O intestino delgado do rato absorve cerca
de 25 % da glutamina circulante, sendo essa
absorção menos intensa em cães e no
homem20-22. Ela é captada pelas células epiteliais do intestino a uma
velocidade semelhante à da captação da glicose, sendo mesmo
mais importante do que esta como fonte energética
para enterócitos e
colonócitos13, embora estes
últimos utilizem preferencialmente ácidos graxos de
cadeia curta como fonte
energética23.
A captação de glutamina pelas células
epiteliais se faz a partir da luz intestinal e dos capilares,
através da membrana baso-lateral. O transporte através
da membrana a partir da luz, se faz por meio de uma
via Na+ dependente e em menor grau por uma via
Na+ independente. O transporte através da
membrana basolateral é Na+ e pH
dependente24,25. Estudos adicionais demonstraram, por estudo através de
carbono e nitrogênio marcados, que a glutamina é
igualmente metabolizada, independentemente da via pela qual é
absorvida10-14. O metabolismo intracelular da
glutamina é regulado através de duas enzimas principais:
a glutaminase, que catalisa a hidrólise da glutamina
em glutamato e a glutamino-sintetase, que catalisa a
síntese de glutamina a partir de glutamato e
amônia20. As células epiteliais da mucosa intestinal têm
alta concentração de glutaminase, compatível com as
altas taxas de captação e consumo de
glutamina26.
Funcionalmente a glutamina é utilizada
pelo intestino como uma importante fonte energética,
como fonte de nitrogênio amídico para a síntese
de nucleotídeos e no processamento de carbono
e nitrogênio oriundos de outros tecidos para
posterior utilização pelo fígado e pelos rins. Através de
vias metabólicas secundárias, a glutamina fornece
ainda carbono e nitrogênio para a síntese de alanina,
citrulina e prolina.
O fígado desempenha um papel central no metabolismo da glutamina, pois é capaz de
absorver ou liberar quantidades significativas de glutamina
de acordo com as necessidades metabólicas do
organismo. O fígado possui uma característica peculiar, segundo
a qual os hepatócitos peri-portais apresentam
alta concentração de glutaminase, enquanto os
hepatócitos peri-venosos apresentam concentração elevada
de glutamino-sintetase. Essas duas populações
celulares respondem às concentrações de glutamina e
amônia no sangue portal, captando ou liberando cada um
desses elementos de acordo com as
necessidades metabólicas do organismo.
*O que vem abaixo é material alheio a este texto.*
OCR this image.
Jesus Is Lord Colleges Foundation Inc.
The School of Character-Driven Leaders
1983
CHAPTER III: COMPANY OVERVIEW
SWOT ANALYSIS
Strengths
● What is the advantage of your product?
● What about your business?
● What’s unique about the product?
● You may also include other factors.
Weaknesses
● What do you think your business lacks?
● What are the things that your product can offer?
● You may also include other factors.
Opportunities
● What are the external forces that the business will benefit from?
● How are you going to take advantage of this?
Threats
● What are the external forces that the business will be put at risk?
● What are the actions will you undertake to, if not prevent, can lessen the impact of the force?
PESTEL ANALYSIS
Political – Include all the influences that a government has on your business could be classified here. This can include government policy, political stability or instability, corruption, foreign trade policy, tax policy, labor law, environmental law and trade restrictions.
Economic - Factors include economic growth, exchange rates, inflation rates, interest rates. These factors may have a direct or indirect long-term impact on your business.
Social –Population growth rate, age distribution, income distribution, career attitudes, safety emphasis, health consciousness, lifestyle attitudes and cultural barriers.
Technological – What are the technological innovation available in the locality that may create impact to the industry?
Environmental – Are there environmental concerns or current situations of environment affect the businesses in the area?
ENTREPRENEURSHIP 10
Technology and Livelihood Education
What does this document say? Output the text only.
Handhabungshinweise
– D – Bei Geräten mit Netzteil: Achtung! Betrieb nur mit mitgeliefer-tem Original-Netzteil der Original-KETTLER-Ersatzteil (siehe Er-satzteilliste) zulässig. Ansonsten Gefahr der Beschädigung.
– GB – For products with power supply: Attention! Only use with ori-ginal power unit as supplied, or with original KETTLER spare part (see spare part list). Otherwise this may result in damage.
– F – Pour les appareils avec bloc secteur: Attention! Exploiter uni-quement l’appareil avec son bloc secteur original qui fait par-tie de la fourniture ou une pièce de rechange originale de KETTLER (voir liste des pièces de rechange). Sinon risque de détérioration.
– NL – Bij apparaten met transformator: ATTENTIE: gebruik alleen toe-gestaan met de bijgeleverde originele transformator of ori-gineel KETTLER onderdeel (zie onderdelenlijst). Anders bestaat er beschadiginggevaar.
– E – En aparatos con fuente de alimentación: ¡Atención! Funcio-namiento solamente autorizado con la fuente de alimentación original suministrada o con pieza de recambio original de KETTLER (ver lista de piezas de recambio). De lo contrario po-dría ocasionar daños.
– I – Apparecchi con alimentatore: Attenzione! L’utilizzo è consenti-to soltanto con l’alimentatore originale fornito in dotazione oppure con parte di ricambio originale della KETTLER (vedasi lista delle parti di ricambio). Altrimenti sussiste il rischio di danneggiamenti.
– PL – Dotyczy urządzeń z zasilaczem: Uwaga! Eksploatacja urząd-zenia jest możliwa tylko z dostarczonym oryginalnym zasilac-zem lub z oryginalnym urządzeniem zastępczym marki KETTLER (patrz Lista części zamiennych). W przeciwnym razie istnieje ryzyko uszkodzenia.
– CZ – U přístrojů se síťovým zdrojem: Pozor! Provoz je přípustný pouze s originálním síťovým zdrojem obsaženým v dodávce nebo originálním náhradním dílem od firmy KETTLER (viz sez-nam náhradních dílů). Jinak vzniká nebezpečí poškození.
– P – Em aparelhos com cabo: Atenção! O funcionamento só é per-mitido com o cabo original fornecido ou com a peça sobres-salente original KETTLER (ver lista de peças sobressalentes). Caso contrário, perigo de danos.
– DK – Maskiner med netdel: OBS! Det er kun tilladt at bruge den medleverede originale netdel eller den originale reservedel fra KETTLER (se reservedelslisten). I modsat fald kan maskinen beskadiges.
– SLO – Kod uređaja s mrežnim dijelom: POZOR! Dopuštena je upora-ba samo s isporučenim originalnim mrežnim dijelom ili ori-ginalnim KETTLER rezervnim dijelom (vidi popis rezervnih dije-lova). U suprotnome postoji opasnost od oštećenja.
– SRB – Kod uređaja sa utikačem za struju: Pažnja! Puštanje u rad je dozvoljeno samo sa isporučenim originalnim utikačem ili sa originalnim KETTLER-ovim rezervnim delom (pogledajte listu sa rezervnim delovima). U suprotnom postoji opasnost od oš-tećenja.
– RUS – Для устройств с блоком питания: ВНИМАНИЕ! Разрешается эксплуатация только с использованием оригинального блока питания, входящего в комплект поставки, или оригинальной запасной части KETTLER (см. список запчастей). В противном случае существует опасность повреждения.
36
O fígado utiliza ainda
a alanina produzida pela degradação da glutamina
no intestino para a
gliconeogênese27.
Pacientes mantidos por longos períodos
em nutrição parenteral e dieta zero, costumam
desenvolver atrofia das vilosidades do intestino delgado,
com conseqüente síndrome de má
absorção28. Tem sido demonstrado que a ingestão oral de alimentos
desempenha papel fundamental na manutenção
de funções da mucosa, tais como a secreção
de imunoglobulinas, secreção de muco e
multiplicação normal dos
enterócitos2.
Estudos recentes têm obtido
resultados favoráveis em impedir essas alterações, adicionando
o dipeptídeo L-alanil _ L-glutamina às soluções
de nutrição
parenteral3,29-31, embora alguns
pesquisadores contestem esse
benefício32. Esse dipeptídeo, estável
em soluções aquosas, é hidrolisado após a infusão
venosa, liberando alanina e glutamina, tornando esta
última disponível para utilização pelas células da
mucosa intestinal33-34. Resultados favoráveis têm sido
obtidos também com a adição de L-glutamina a
dietas elementares utilizadas em pacientes incapazes
de aceitar dieta oral completa 35.
A Utilização de Glutamina pelo Cólon e Reto
As células epiteliais da mucosa
colônica utilizam como fonte energética primária, ácidos
graxos de cadeia curta, principalmente os
ácidos acético, propiônico e butírico
36-37. Esses são formados pela fermentação bacteriana anaeróbia
de fibras residuais contidas no bolo fecal. Em segmentos derivados do cólon, a ausência do
bolo fecal impede essa formação e sua
conseqüente absorção e utilização pelas células epiteliais.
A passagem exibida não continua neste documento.